Today, I spoke to a friend whose mother recently died. My friend shared that not only had she inherited her mother’s cremation ashes but also her dad’s, her grandparents’ on both her mom’s side and her dad’s side, those of an aunt she had never met, her dad’s sister’s ashes and the cremains of several family pets. In total, she had brought home 10 cremation urns. She said they were all sitting on a bookshelf because she didn’t want to stick them in a closet…but on the other hand, she did not want people to think she hoarded family remains. Stifling my amusement, I told her I understood and asked her if her brother could take an urn (or two or three or four), but alas, he felt for the sake of the family the urns should stick together.

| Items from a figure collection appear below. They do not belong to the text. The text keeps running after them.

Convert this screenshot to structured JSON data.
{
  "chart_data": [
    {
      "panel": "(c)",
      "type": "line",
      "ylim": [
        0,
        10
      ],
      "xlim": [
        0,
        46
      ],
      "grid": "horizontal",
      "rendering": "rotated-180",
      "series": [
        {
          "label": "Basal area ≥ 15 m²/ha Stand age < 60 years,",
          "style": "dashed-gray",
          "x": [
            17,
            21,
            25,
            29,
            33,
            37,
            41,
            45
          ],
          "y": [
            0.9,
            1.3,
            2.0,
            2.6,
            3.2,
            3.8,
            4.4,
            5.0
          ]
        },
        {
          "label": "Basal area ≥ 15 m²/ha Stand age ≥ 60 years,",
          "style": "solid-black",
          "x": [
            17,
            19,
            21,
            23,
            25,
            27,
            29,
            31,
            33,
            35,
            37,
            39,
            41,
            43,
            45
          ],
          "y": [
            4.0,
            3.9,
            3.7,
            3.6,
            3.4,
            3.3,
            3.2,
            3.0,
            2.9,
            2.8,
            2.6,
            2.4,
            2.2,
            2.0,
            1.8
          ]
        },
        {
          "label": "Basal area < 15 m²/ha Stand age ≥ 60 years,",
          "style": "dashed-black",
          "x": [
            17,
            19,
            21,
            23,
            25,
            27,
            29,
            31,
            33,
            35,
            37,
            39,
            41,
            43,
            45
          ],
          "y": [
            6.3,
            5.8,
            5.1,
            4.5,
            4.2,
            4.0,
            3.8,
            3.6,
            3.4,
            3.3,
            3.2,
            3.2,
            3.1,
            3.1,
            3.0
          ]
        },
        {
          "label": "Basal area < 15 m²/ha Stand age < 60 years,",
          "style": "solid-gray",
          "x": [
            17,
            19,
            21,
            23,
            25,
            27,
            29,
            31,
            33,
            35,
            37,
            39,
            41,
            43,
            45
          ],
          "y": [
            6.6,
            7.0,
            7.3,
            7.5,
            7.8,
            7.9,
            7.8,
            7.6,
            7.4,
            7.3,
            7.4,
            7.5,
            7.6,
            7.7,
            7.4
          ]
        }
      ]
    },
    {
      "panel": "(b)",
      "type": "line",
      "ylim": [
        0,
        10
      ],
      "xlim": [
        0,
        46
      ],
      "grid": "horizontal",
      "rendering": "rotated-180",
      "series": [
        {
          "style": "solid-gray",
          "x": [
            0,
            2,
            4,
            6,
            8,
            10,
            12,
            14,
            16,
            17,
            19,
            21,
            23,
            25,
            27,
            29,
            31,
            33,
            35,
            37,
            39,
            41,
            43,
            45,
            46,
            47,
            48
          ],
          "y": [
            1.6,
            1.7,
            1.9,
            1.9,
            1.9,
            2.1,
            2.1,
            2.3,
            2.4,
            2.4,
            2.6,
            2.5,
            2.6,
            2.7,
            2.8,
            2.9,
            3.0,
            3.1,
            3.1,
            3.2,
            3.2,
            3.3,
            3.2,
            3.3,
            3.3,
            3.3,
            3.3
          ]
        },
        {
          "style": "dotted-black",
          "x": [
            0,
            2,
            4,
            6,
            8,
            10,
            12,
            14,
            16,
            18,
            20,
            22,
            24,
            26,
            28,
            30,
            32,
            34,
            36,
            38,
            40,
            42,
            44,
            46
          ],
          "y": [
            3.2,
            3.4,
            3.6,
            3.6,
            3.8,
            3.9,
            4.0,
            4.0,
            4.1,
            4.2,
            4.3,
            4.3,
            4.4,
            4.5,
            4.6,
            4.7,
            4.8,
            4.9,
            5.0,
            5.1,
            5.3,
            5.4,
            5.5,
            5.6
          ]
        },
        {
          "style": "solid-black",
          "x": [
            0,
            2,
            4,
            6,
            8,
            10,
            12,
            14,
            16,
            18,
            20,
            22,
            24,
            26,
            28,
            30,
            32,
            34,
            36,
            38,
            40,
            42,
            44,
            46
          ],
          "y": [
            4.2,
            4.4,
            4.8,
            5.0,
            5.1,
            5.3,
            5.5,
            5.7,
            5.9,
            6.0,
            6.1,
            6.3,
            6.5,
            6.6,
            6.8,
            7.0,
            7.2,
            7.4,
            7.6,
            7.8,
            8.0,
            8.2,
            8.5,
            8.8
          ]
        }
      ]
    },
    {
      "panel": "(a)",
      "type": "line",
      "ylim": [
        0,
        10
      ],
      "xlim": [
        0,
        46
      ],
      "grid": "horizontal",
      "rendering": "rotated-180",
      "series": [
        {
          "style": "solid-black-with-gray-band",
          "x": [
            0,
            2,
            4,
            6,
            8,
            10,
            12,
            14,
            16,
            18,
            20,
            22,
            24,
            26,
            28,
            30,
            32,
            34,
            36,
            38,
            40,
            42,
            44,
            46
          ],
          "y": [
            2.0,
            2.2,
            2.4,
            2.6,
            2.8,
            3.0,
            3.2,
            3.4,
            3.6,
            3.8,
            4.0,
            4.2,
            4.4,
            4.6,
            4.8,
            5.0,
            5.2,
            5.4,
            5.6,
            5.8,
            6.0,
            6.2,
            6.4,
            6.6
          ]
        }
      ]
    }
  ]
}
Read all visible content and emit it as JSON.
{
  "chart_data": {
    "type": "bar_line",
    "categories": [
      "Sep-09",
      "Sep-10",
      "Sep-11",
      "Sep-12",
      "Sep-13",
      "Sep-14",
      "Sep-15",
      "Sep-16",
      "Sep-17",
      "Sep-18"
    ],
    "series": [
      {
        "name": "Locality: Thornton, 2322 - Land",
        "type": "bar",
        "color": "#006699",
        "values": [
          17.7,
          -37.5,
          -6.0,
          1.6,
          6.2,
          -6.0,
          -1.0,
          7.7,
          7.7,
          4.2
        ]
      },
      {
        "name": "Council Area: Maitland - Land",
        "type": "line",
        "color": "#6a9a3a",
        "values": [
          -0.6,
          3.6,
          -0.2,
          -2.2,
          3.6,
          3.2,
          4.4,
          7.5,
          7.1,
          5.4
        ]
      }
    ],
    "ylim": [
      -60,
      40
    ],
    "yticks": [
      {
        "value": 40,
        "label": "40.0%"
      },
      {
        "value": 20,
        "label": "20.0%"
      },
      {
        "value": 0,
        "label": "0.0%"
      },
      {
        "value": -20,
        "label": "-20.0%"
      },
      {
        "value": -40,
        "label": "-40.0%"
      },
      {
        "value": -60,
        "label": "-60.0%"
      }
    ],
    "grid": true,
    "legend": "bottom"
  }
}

My friend shared that letting go was so hard for her family, and I said that was pretty obvious from her collection of urns—at which point we both burst into laughter. When we had finally composed ourselves, she wondered what we had done with Joe’s remains.
Dearly Departed Joe sits on a shelf in the living room in a urn. Inside the urn is a plastic bag secured with a twist tie. We also have a smaller sealed cube of some of Joe’s ashes; it looks like a paperweight. When we were going through the paperwork with the cremation parlor, the director quoted me two prices: one for all of Joe’s ashes and another for a portion of the ashes. I said that I wanted all of them. It just seemed the right thing to do.
We scatter Joe’s ashes on important occasions in our life. Cole and I scatter them on the anniversary of Joe’s death, during the big Chicago blizzard a few years ago; we have taken them to the cemetery where his parents are buried; we scatter them on Joe’s birthday and on Cole’s birthday; and we scatter them every year on Thanksgiving.
On Thanksgiving Day, Dave, Joe’s friend since kindergarten, was already at our house making Thanksgiving dinner with Cole when Joe’s sister and brother-in-law dropped by with a divine lemon meringue tart to enjoy over midday cocktails. After we devoured the tart and enjoyed a cocktail, I scooped some of Joe’s ashes into a soup bowl and we headed out to the front yard to scatter them.
My friend was amazed that we could scatter Joe’s ashes like confetti…and then immediately apologized for the comparison. I laughed and told her that in a way it was like confetti: a celebration of love, family, friendship, cherished memories and letting go. A little ash always remains behind on our hands and our clothes…which, of course, is just perfect because Joe was sometimes a bit of an ash. (Forgive me.)
Do you have cremation ashes sitting in your closet or on your mantle? Odd Loves Company.